Kraft-Cadbury deal may leave Hershey struggling
Hershey Co.'s third failed effort to merge with Cadbury Plc in eight years may leave the U.S. chocolate maker and the charitable trust that controls it grappling to retain investors and market share.
Kraft Foods Inc. said yesterday its 11.9 billion-pound ($19.4 billion) offer for Cadbury won the U.K. candy company's approval, after Hershey's board had spent months debating whether to bid and on what terms. The Hershey trust, chaired by 75-year-old attorney LeRoy Zimmerman, holds 80 percent of the company's voting power and 31 percent of its common shares.
"You have a major problem with Hershey with regard to globalization of the marketplace," said Mario Gabelli, the chairman and chief executive officer of Gamco Investors Inc., which holds Hershey shares. "At some point, who wants to own a stock of a company where they can't get their act together with regards to the voting interest?"
Hershey and the trust were working over the past weekend on a possible bid, people familiar with the matter said. Kirk Saville, a Hershey spokesman, declined to comment on any decision by the company and the effect of the Cadbury takeover on competition. Tim Reeves, a trust spokesman, also had no comment.
The company is unlikely to top Kraft, people familiar with the matter said. A Kraft-Cadbury combination will create the world's largest confectioner, surpassing Mars Inc. U.K. takeover regulators gave Hershey and Ferrero SpA, the only other declared potential suitors, until Jan. 25 to announce they will bid or back out.
The trust, in the face of political pressure, halted an auction in 2002 that produced bids of $12.5 billion from Wm. Wrigley Jr. Co. and a joint $11.2 billion bid from Cadbury and Nestle SA. Merger talks with Cadbury also went nowhere in 2007, the Wall Street Journal reported at the time.
The trust has since pledged not to give up control of the company, founded in 1894, to strike a merger deal.
The legacy of 2002 has been a drag on Hershey, said Harvard Law School professor Robert Sitkoff, who co-wrote a paper for the Columbia Law Review in 2008 saying that the trust's controlling stake has impeded shareholder value.
"They succeeded in keeping Hershey Co. independent and under the control of the Hershey Trust, but look at what's been lost," Sitkoff said in an interview yesterday. "The industry is passing them by."

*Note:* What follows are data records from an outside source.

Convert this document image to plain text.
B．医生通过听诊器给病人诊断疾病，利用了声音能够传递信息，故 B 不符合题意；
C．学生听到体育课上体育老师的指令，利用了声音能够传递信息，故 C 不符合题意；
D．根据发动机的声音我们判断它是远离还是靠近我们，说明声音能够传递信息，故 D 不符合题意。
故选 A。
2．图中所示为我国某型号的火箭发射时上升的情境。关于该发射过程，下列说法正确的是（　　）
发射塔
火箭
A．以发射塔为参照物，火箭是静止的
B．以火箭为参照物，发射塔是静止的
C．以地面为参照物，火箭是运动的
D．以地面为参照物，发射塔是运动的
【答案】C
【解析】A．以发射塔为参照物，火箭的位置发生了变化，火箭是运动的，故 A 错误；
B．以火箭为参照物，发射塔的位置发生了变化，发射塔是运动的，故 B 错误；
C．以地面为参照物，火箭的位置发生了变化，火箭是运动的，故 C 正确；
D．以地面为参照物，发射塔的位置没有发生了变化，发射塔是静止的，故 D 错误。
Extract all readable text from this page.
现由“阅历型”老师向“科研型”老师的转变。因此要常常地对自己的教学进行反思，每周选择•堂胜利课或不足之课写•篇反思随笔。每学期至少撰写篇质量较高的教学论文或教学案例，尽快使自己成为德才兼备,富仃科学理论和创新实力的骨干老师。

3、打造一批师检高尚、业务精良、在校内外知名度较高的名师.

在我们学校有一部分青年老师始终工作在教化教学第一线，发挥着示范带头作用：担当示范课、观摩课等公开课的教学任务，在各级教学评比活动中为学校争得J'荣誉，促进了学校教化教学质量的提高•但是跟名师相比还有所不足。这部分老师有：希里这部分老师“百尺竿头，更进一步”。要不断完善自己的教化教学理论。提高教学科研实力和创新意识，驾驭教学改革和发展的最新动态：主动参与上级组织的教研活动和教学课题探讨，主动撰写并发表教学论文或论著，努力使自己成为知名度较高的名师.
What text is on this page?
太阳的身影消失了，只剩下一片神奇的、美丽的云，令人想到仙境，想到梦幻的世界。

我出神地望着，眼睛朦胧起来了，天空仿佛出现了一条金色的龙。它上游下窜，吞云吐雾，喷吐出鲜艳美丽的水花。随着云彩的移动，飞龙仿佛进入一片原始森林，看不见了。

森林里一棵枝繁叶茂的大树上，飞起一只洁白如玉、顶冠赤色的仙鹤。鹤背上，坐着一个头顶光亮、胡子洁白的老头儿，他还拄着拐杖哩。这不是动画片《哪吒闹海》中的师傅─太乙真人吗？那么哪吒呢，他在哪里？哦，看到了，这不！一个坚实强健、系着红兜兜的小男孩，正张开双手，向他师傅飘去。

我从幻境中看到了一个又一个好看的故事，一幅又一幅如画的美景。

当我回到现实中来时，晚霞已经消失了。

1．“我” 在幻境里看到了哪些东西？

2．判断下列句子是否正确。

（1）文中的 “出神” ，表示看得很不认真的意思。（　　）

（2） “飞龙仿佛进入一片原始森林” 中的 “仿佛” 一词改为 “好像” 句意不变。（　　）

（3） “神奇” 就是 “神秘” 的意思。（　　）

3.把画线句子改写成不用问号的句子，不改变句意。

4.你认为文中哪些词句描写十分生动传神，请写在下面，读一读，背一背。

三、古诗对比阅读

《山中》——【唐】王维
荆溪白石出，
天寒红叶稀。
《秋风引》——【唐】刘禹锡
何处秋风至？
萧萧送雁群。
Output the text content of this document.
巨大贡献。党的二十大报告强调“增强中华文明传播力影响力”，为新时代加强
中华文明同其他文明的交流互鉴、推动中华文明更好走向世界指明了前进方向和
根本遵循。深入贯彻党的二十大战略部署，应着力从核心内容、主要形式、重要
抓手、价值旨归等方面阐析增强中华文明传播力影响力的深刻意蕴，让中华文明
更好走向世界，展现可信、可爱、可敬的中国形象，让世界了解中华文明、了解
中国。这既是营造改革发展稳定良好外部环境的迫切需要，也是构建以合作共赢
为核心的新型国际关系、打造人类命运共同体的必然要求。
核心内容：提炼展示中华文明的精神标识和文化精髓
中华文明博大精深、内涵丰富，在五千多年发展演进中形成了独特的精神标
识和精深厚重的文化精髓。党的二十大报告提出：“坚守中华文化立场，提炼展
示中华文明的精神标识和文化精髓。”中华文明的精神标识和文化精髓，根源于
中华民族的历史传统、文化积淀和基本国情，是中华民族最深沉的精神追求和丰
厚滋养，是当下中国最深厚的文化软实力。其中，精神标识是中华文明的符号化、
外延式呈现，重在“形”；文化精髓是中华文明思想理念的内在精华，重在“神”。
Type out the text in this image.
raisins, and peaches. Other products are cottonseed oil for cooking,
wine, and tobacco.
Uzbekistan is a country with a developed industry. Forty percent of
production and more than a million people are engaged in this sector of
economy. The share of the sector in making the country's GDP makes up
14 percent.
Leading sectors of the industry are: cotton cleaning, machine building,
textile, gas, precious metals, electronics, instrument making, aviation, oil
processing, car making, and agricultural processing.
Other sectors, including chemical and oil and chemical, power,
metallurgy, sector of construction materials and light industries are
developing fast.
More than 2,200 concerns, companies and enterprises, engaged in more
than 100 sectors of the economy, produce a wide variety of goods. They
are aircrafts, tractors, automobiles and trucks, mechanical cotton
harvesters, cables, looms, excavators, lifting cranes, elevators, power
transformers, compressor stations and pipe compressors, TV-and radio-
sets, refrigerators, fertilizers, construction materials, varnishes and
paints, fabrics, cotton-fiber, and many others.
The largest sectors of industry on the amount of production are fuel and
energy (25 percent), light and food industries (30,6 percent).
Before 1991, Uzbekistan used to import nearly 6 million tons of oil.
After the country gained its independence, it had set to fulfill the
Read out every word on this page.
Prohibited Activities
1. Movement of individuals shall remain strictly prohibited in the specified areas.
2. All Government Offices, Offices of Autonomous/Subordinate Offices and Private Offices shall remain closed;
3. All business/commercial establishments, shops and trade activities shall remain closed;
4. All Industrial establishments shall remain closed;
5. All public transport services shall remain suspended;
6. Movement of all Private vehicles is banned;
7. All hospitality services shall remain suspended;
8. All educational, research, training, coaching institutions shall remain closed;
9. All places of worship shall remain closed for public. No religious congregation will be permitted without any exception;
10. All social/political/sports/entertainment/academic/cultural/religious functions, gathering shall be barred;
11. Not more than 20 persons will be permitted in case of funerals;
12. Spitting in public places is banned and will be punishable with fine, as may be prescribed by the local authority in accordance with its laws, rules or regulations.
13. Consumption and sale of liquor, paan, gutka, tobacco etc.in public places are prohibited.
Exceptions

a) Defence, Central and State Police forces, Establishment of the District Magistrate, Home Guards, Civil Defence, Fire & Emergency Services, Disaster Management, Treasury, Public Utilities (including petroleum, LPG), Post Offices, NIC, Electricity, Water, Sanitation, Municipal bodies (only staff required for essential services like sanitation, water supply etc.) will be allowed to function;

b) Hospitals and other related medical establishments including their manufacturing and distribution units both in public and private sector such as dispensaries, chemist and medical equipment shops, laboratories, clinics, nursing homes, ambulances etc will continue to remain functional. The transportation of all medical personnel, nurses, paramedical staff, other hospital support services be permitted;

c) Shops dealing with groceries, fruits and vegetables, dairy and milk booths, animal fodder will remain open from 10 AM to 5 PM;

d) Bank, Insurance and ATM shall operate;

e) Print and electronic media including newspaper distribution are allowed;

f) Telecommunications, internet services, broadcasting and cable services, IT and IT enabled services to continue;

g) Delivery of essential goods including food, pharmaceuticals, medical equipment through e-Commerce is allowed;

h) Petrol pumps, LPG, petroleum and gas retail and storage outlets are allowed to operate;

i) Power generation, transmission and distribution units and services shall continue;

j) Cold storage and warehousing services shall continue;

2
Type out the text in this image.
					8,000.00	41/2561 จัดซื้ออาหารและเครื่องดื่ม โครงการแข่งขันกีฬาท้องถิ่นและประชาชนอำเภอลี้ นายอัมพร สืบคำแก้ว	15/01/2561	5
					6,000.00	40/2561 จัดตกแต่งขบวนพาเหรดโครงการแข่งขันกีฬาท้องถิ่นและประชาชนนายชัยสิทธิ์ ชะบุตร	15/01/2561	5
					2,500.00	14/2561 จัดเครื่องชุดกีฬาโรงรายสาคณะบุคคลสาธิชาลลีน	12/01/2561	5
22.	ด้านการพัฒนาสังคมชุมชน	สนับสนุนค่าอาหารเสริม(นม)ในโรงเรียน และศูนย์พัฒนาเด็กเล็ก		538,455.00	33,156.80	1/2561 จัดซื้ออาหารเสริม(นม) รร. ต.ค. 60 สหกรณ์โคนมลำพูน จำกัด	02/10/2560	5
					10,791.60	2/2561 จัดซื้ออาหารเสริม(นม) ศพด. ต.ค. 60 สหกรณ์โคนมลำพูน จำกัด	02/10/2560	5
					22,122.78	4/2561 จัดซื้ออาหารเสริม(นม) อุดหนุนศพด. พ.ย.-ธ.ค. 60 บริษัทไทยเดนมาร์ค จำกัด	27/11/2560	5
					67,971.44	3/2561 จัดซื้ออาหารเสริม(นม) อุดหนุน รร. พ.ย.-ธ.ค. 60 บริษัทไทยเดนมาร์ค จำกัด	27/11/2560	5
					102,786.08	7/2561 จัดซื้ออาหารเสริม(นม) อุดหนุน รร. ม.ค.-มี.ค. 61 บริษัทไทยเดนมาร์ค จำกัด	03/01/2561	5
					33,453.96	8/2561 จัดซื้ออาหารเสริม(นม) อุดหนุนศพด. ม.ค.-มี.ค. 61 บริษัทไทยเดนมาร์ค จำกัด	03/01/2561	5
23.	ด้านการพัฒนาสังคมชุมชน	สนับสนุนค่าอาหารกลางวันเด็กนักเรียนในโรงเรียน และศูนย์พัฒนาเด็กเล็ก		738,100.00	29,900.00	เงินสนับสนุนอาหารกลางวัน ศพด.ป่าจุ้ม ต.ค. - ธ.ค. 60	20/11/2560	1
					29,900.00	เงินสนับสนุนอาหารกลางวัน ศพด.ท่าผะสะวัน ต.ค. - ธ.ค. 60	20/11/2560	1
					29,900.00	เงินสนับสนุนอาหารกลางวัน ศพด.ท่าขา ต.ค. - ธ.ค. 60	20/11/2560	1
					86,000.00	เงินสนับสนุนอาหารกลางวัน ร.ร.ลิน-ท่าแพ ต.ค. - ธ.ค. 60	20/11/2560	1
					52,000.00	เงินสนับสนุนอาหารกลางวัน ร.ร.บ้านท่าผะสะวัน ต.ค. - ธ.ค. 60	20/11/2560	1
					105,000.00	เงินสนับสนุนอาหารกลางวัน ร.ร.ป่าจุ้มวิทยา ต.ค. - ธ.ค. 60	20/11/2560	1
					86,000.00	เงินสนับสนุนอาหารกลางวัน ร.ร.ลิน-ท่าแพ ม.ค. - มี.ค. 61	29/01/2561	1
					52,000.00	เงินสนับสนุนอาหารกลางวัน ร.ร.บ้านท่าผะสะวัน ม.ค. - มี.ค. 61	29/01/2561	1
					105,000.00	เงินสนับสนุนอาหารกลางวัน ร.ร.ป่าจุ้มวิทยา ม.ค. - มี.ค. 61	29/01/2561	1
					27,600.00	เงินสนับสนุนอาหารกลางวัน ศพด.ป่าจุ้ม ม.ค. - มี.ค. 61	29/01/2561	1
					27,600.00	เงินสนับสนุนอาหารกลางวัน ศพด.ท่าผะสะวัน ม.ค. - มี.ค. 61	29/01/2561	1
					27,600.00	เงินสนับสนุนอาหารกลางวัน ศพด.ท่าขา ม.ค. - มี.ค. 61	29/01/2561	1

Hershey was the biggest U.S. confectioner until 2008, when McLean, Virginia-based Mars acquired Wrigley for $23 billion. Hershey held 4.6 percent of the global confection market in 2008, down from 4.9 percent the previous year, according to Euromonitor International. Closely held Mars held 14.5 percent. Uxbridge, England-based Cadbury had 10.2 percent and Northfield-based Kraft 4.7 percent.
"The Hershey Trust hasn't taken advantage of M&A opportunities because it's not willing to cede voting control," B. Craig Hutson, a corporate bond analyst at Gimme Credit, said yesterday. "The trust's needs in ensuring the future of the Milton Hershey School aren't consistent with enhancing shareholder value."
Company founder Milton Hershey bequeathed his stock in 1918 to the trust, which oversees a school for disadvantaged children in Hershey, Pennsylvania, where the company is based. As of Nov. 29, about 40 percent of the trust's $6.8 billion in assets were in Hershey stock, according to Reeves.
Before today, Hershey shares had declined about 6.4 percent since David West took over as CEO in December 2007. Including reinvested dividends, the stock fell less than 1 percent. Packaged-food peer J.M. Smucker Co. rose 27 percent in the same period, helped by the acquisition of the Folgers Coffee Co.
Hershey declined 33 cents to $37.02 at 10:12 a.m. in New York Stock Exchange composite trading. Kraft fell 66 cents, or 2.2 percent, to $28.75. Cadbury declined 1.5 pence to 835 pence in London.
A takeover of Cadbury would have required Hershey to swallow a company twice its size. Now Hershey will have to rely on small acquisitions of regional players to expand internationally, said Erin Swanson, an analyst with Morningstar Inc. in Chicago.
"Cadbury really was the pure play, global distribution platform that would be most attractive to Hershey," Swanson, who recommends holding Hershey, said yesterday. "I can't think of another major player that would have really fit that bill for Hershey."
Hershey has an agreement making it the sole U.S. distributor of Cadbury's sweets. Michael Mitchell, a spokesman for Kraft, said a change to that arrangement isn't anticipated.
"They still operate with a portfolio of very iconic national brands," Swanson said. "In terms of meaningful growth opportunities, there's nothing that's going to catapult them to the global distribution that a tie-up with Cadbury would have."